It wasn’t long ago that researchers were hardly aware of the way the digestive system functions as a second brain. The big focus was neurons. But, along with neurons, both the central nervous system and the digestive system make extensive use of glial cells, whose function has not been as well understood.

Glial cells, which do not produce electrical impulses, were considered “electrophysiologically boring.” We now know that they support neurons in both physical and chemical ways. In the gut, they co-ordinate immune responses. From the Francis Crick Institute, we learn:

… the enteric nervous system is remarkably independent: Intestines could carry out many of their regular duties even if they somehow became disconnected from the central nervous system. And the number of specialized nervous system cells, namely neurons and glia, that live in a person’s gut is roughly equivalent to the number found in a cat’s brain.

MOHAMMAD M. AHMADZAI, LUISA SEGUELLA, BRIAN D. GULBRANSEN. CIRCUIT-SPECIFIC ENTERIC GLIA REGULATE INTESTINAL MOTOR NEUROCIRCUITS. PROCEEDINGS OF THE NATIONAL ACADEMY OF SCIENCES, 2021; 118 (40): E2025938118 DOI: 10.1073/PNAS.2025938118 THE PAPER IS OPEN ACCESS.

Researcher Brian D. Gulbransen explains, “In computing language, the glia would be the logic gates. Or, for a more musical metaphor, the glia aren’t carrying the notes played on an electric guitar, they’re the pedals and amplifiers modulating the tone and volume of those notes.”

Understanding how much the digestive system functions, in part, as its own brain may help researchers develop better treatment for the gut disorders that afflict about 60 to 70 million people in the United States alone.

The Role Microbes Play

The vagus nerve is a stout cable of neurons that serves as an information highway between the base of the brain and the gut. Even though it is the longest nervous system connection in the body, messages take only milliseconds to travel between the brain and the gut.

The really surprising thing is that the trillions of microbes that inhabit a human digestive system play a role in all these communications, as University of British Columbia neuroscientist Heather Gerrie notes:

Many of these microbes live in the mucus layer that lines the intestines, placing them in direct contact with nerve and immune cells, which are the major information gathering systems of our bodies. This location also primes microbes to listen in as the brain signals stress, anxiety or even happiness along the vagus nerve.

But the microbes in our gut microbiome don’t just listen. These cells produce modulating signals that send information back up to the brain. In fact, 90% of the neurons in the vagus nerve are actually carrying information from the gut to the brain, not the other way around. This means the signals generated in the gut can massively influence the brain.

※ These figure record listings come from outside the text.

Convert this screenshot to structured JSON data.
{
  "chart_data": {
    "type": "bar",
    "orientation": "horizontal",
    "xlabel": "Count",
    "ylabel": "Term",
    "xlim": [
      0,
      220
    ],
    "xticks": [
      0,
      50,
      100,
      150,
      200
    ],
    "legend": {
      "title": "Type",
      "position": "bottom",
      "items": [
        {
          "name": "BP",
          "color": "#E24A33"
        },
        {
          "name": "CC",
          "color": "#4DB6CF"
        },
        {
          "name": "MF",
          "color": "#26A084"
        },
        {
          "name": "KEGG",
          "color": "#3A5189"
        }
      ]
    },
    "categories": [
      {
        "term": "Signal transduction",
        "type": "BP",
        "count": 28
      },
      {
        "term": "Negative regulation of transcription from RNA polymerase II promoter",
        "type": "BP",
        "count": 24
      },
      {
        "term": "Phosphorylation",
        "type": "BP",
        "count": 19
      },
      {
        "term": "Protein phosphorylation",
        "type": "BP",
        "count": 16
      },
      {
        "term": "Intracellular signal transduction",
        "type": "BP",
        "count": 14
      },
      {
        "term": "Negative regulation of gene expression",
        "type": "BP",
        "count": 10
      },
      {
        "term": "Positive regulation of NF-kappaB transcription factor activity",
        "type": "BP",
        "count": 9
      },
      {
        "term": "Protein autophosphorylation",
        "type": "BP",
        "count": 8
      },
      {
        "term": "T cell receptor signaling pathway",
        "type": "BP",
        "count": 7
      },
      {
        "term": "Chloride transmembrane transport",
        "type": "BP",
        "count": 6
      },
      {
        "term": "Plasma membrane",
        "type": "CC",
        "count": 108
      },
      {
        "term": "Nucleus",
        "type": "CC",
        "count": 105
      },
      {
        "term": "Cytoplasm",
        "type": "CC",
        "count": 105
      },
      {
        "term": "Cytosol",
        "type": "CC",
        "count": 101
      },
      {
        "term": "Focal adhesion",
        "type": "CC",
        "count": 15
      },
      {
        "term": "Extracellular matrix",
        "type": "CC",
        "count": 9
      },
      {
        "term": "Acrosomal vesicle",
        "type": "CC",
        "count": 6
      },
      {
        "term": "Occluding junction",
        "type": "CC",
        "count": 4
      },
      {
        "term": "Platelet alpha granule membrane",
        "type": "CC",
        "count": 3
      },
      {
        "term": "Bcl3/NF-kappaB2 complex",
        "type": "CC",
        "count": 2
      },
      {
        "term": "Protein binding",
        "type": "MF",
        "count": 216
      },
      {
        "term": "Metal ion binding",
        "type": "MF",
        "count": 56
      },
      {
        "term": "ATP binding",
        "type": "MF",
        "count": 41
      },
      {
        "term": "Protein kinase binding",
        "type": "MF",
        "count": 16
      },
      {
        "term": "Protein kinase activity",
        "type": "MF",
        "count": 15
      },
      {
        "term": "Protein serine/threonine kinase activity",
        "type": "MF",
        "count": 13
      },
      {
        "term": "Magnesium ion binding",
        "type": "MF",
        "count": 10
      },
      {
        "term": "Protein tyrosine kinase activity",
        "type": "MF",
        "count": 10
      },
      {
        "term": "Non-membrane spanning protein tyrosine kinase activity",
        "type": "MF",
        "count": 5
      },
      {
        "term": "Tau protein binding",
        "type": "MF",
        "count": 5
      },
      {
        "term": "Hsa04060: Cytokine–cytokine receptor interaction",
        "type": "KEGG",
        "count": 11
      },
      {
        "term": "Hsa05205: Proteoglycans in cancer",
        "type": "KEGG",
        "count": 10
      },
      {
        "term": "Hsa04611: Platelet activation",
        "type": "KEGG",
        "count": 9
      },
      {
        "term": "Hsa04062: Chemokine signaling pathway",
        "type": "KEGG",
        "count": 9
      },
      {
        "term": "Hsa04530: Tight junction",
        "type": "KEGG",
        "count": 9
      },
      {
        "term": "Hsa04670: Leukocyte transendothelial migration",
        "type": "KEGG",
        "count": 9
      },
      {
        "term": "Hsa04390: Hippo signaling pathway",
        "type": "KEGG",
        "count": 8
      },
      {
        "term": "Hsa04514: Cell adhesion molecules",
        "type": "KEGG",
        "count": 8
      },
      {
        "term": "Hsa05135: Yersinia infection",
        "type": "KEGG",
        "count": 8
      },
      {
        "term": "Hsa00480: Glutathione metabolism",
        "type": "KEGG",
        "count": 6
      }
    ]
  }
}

HEATHER GERRIE, “OUR SECOND BRAIN: MORE THAN A GUT FEELING,” UNIVERSITY OF BRITISH COLUMBIA GRADUATE PROGRAM IN NEUROSCIENCE.

A Constant Battle

Another of the remarkable qualities of glial cells is that they can shift from one type to another, as needed, in the constant battle to keep pathogens and toxins at bay.

As Yasemin Saplakoglu points out at Wired,

… scientists now know that enteric glia are among the first responders to injury or inflammation in gut tissue. They help maintain the gut’s barrier to keep toxins out. They mediate the contractions of the gut that allow food to flow through the digestive tract. Glia regulate stem cells in the gut’s outer layer, and are critical for tissue regeneration. They chat with the microbiome, neurons, and immune-system cells, managing and coordinating their functions.

YASEMIN SAPLAKOGLU, “UNPICKING THE MYSTERY OF THE BODY’S ‘SECOND BRAIN,’” WIRED, JANUARY 14, 2024

This “chat” among neurons, glia, and microbes could be important for research into the digestive system in relation to mood disorders and anxiety and depression. People often assume that their stomachs are upset because they are emotionally upset. But the story of the millions of communications shunted back and forth in milliseconds could be more complicated than that.

As Jay Pasricha, M.D., director of the Johns Hopkins Center for Neurogastroenterology, says,“The enteric nervous system doesn’t seem capable of thought as we know it, but it communicates back and forth with our big brain — with profound results.”